Before you sell everything consider...

Discussion in 'Trading' started by brasiltrader, Nov 20, 2007.

  1. gnome,

    take a look at the % of rydex sectors with assets > 50 day MA...it has fallen from over 85% in late october to 12% now. The flows into bearish funds is hitting two standard deviations from normal - very rare (tempest,ursa,venture,arktos).
     
    #11     Nov 21, 2007
  2. gnome

    gnome

    I'm looking at the Bear Asset vs. Bull Asset Ratio, and it's only about 15% across the range, just up off of lows.
     
    #12     Nov 21, 2007
  3. I see the same gnome; I don't have them all in my favor, but the Rydex indicators I referred to have been very accurate in the past in timing bottoms (more so than tops).
     
    #13     Nov 21, 2007
  4. Agree. We will go MUUUCHHHH higher from here
     
    #14     Nov 21, 2007

  5. The attached chart is a comparison of the SPX gains or losses year to date in 2007, compared to the housing index gains or losses year to date 2007.
     
    #15     Nov 21, 2007
  6. You need to add a little pic of Ben Bernake in a helicopter dumping money over this chart :)

    The pressure is gonna stay on the dollar, but my contention is that increasingly accommodative monetary policy and gobs of liquidity is going to save the market, at least for a trade from these levels.
     
    #16     Nov 21, 2007
  7. poyayan

    poyayan

    As long as US is threatening with real dollar term GDP shrinkage. IE ( Growth - inflation = negative ) It is better to look at commodities or other market with real dollar term GDP growth.

    Basically, no one wants to invest in a stagflation market.

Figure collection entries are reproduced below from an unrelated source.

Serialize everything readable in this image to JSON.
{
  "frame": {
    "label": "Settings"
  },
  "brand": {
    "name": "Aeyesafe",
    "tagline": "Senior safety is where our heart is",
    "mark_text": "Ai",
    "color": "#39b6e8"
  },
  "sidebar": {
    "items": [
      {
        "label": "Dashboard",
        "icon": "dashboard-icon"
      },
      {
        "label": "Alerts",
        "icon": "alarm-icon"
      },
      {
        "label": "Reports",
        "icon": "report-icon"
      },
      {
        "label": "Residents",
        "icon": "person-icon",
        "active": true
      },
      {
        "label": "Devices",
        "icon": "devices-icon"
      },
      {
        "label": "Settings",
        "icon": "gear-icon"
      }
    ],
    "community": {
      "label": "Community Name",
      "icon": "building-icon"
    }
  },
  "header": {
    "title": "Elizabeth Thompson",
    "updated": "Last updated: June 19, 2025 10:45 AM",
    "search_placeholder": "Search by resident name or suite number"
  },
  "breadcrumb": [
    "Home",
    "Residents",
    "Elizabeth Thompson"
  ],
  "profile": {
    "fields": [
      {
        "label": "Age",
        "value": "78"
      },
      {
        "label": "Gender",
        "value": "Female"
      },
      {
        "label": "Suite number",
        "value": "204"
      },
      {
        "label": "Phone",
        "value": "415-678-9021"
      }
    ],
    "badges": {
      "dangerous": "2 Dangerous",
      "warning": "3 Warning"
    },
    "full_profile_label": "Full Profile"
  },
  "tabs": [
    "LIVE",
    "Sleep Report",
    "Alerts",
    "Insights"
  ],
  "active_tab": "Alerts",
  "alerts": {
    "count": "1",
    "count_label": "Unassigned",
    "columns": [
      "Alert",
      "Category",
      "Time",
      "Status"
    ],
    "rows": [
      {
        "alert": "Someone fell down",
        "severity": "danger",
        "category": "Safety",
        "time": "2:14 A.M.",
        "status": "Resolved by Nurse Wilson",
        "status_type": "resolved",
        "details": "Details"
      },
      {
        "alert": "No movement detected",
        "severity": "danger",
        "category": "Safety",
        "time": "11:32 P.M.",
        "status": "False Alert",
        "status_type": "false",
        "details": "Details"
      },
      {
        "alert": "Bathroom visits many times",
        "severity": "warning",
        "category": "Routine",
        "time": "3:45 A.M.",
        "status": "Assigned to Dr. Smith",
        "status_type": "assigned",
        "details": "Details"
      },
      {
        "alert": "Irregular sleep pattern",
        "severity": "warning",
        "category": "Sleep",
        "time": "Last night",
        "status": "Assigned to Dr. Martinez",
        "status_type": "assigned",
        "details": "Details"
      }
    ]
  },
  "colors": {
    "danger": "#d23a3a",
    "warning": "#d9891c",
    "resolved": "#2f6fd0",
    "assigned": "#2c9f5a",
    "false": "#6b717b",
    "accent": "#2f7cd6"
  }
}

At best, you can play defense there.
     
    #17     Nov 21, 2007
  8. This thread is perhaps one of the most useful on this forum.
     
    #18     Nov 21, 2007
  9. I can't disagree with you poyayan, but I still like em for a trade.

    After we rally, and the collective mindset becomes "hey don't fight the fed", I will probably be flat US Equities. My contention is we don't crash lower from here as the current mindset is "the fed is impotent" and the vast majority of market participants have acted on that view already.
     
    #19     Nov 21, 2007
  10. piezoe

    piezoe

    The figure i have seen, don't recall where, is that housing/building/mortgage/ real estate and related is now more than 20% of total economy (i believe it is close to 1/4). That's up from years back and is the reason many are very concerned about the impact of a collapse in that sector and its potential for spill-over into other sectors.. So this is not something to brush off as a likely overreaction. If anything, the market has so far under-reacted to the news.